A master has labelled as “a form of procedural abuse” a bid to bring a data breach claim in the High Court where the “very modest” damages would be dwarfed by costs of £50,000.
Master Thornett ordered that Emma Louise Johnson’s claim be transferred to the small claims track, having narrowly decided against simply striking it out.
Ms Johnson sued Eastlight Community Homes, a provider of low-cost social housing, after her name, email address and recent rent payments were accidentally disclosed to another tenant.
Her details appeared on three pages of a document that was nearly 7,000 pages long and the breach was remedied in less three hours.
The defendant told Ms Johnson about the error and that the recipient had deleted the information. It reported the breach to the Information Commissioner’s Office, even though it did not think this was necessary, and the commissioner did not take any action.
Ms Johnson nonetheless instructed solicitors Pure Legal, which has been a leading firm for data breach litigation until it recently went into administration. Its Precedent H said it had so far incurred £15,000 in costs and gave a total figure of just over £50,000.
The defendant applied to strike out the claim or for summary judgment on the basis either that the claimant has suffered no loss or damage above the de minimis threshold or, even if they were more, the “game is not worth the candle” and so still ought to be struck out under the Jameel principle.
Master Thornett observed that the disclosed information “plainly was not of an obviously sensitive nature in itself”.
However, Ms Johnson said she had moved to her home three years earlier to escape an abusive relationship and had avoided making her new address public – while she acknowledged that the chances of her former partner receiving the information was extremely low, she said the thought of it left her “stressed, worried and very anxious”.
At the same time, she did not make a personal injury claim, the master noted.
Further, her ex-partner could have located her “simply utilising publicly available channels”, as she was not ex-directory, and she took no steps to apply to withhold her address from the claim itself.
“I agree with the defendant’s submission that the claimant’s distress seems more in the realms of the unknown or the hypothetical than in reality,” he said. “I also treat it as historic rather than current.”

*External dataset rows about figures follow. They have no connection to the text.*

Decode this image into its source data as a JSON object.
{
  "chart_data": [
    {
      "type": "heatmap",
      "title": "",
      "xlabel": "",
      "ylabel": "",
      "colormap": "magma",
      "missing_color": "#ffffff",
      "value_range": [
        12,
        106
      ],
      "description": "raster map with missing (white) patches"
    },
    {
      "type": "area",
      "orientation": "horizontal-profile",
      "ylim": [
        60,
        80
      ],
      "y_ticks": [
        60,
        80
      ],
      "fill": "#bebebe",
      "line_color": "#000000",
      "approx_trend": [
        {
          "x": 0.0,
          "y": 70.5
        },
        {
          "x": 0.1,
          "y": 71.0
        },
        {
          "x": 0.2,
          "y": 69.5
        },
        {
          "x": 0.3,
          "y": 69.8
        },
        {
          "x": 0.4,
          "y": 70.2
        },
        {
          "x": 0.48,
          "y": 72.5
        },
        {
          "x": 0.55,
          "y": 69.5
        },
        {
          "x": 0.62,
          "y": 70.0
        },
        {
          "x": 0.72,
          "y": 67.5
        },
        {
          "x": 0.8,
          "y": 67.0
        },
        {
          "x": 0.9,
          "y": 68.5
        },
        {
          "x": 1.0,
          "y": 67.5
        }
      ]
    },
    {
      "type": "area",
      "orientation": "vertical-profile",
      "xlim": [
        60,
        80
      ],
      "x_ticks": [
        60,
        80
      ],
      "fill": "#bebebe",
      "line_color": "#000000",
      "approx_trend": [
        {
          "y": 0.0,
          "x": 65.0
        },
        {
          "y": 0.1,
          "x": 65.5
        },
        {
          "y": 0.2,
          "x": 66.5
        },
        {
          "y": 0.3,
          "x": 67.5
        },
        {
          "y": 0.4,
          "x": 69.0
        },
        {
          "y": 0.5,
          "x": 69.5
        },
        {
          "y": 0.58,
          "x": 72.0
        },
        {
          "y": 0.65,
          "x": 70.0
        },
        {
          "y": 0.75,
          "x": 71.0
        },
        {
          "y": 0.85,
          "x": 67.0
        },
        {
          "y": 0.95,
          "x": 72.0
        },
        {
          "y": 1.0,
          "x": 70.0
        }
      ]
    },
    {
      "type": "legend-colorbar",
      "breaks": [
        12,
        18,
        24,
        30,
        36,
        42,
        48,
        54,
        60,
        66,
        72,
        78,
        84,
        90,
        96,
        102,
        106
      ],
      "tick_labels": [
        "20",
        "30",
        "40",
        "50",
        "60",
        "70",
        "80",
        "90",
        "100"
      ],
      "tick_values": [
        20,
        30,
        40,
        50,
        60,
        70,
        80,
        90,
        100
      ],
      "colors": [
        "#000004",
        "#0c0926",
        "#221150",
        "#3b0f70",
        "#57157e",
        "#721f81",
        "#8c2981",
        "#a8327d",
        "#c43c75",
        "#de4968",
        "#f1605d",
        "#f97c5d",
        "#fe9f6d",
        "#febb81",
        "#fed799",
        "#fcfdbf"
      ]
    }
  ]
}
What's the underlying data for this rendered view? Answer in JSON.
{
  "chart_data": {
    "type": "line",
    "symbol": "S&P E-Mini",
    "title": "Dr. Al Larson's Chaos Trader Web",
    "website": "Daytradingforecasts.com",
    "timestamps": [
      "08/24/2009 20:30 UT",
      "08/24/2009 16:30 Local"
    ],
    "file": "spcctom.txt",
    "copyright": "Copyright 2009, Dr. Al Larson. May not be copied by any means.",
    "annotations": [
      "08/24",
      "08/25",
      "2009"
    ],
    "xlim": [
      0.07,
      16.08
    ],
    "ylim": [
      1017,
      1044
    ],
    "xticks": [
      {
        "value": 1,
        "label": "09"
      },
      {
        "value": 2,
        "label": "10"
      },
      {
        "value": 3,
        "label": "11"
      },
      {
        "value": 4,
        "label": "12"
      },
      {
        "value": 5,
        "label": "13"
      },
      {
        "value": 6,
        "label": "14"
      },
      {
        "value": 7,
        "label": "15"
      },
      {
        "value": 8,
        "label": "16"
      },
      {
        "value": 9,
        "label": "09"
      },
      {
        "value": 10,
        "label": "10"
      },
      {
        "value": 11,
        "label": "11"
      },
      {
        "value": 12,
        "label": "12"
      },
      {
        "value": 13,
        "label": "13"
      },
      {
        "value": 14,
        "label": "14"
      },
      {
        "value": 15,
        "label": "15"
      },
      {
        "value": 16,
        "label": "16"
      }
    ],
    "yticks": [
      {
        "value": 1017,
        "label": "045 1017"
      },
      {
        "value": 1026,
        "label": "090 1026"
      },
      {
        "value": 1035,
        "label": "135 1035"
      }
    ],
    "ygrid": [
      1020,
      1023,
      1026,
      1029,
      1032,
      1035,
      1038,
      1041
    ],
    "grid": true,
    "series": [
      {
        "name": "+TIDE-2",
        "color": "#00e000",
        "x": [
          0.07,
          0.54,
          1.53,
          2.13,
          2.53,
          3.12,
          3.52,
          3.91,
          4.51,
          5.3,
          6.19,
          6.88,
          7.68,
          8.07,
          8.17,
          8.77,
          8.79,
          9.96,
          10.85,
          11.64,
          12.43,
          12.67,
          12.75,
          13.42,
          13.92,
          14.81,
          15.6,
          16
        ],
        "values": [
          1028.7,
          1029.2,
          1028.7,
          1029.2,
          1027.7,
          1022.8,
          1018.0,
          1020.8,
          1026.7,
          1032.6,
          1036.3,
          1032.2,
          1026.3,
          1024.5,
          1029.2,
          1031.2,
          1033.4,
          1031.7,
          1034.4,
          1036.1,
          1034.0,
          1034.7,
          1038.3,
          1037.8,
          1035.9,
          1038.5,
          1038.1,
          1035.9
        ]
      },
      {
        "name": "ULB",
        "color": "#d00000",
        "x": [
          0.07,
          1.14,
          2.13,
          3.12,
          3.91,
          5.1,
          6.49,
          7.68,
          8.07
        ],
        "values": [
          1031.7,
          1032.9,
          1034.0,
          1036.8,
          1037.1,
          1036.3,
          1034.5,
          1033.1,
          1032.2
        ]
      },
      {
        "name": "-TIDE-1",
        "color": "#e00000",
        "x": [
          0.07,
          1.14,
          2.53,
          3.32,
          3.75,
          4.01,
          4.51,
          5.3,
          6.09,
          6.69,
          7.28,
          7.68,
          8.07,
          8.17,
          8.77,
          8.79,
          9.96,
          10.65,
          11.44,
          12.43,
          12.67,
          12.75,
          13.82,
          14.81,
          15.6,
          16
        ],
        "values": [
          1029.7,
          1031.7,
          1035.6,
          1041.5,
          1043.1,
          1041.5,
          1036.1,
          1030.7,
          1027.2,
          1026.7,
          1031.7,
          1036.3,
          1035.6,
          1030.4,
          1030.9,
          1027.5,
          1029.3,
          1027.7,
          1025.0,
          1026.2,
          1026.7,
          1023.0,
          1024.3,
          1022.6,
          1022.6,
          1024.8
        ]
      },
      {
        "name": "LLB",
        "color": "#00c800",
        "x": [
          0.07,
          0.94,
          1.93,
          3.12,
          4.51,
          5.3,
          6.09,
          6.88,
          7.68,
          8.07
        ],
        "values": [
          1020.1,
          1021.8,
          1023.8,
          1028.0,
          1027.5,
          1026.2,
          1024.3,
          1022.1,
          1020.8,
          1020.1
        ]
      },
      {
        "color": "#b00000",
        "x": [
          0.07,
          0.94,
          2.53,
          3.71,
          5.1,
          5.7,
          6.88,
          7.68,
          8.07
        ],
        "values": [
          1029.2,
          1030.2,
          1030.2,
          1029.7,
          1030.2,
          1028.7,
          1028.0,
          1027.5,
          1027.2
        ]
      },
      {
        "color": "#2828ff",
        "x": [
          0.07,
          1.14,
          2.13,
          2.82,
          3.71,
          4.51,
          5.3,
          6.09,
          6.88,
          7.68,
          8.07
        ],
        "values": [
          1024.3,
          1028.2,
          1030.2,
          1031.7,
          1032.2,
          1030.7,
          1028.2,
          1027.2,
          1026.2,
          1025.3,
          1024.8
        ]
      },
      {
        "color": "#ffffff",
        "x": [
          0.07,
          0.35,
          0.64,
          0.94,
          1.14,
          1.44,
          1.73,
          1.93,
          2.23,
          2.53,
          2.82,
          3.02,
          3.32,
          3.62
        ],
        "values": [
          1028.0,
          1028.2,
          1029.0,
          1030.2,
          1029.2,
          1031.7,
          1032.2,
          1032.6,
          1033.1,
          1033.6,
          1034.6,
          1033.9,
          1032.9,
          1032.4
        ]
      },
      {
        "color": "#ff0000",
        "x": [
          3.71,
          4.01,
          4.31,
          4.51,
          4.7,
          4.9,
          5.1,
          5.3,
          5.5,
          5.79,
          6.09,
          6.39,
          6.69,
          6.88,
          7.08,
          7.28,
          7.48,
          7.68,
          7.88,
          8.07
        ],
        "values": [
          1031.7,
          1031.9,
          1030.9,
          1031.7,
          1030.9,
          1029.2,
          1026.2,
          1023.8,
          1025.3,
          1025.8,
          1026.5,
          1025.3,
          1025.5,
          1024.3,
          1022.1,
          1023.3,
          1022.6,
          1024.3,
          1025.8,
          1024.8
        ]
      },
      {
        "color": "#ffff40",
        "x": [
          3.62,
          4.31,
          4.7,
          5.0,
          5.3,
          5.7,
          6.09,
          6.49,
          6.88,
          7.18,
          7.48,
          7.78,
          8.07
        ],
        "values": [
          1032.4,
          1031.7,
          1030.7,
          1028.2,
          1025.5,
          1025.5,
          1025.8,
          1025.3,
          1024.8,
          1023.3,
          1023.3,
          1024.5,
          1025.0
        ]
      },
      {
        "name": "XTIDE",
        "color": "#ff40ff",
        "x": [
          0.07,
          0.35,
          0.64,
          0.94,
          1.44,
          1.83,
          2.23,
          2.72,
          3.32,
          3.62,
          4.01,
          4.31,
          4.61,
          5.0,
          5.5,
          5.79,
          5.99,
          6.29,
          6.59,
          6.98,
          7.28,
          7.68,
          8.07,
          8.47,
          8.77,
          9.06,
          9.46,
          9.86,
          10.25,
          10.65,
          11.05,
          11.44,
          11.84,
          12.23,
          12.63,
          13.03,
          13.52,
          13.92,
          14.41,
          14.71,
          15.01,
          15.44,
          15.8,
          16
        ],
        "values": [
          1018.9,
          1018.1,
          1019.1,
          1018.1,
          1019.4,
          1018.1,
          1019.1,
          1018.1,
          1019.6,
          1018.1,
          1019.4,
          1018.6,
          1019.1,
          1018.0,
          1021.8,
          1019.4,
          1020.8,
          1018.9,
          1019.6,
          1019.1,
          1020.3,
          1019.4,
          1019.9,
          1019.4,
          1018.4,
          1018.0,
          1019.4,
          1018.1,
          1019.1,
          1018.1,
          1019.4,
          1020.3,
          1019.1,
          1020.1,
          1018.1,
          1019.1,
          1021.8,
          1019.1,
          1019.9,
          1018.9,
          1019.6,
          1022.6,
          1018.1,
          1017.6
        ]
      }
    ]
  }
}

Master Thornett said the request for an injunction and a declaration alongside damages was “merely an attempt to add credibility to the claim and to convey a greater impression of its importance”.
It was in reality a claim for “at best modest damages” – the claimant said no more than £3,000.
The master continued: “No serious privately paying litigant would contemplate spending over £50,000 in costs, not all of which may prove recoverable even in the event of success, and similarly expose themselves to the risk of a significant adverse costs order following High Court litigation if unsuccessful, for a damages claim less than £3,000.
“The presentation and processing of this case to-date in this forum has, I am satisfied, constituted a form of procedural abuse.”
However, “by a very narrow margin”, he decided that the question of whether the claimant’s entitlement was to “purely nominal or instead extremely low damages” should be transferred to the small claims court.
“Mindful that the court should strive to provide a remedy to any litigant if it can… the claim ought not to be entirely struck out but instead redirected to the more appropriate forum…
“Everything about this case has all of the hallmarks of a small claim track claim that should have been issued in the county court and so allocated.
“The suggestion that this is a developing area of law or where, even if principle is established, requires elaborate and complex legal argument is unrealistic if not, at least arguably, opportunistic.”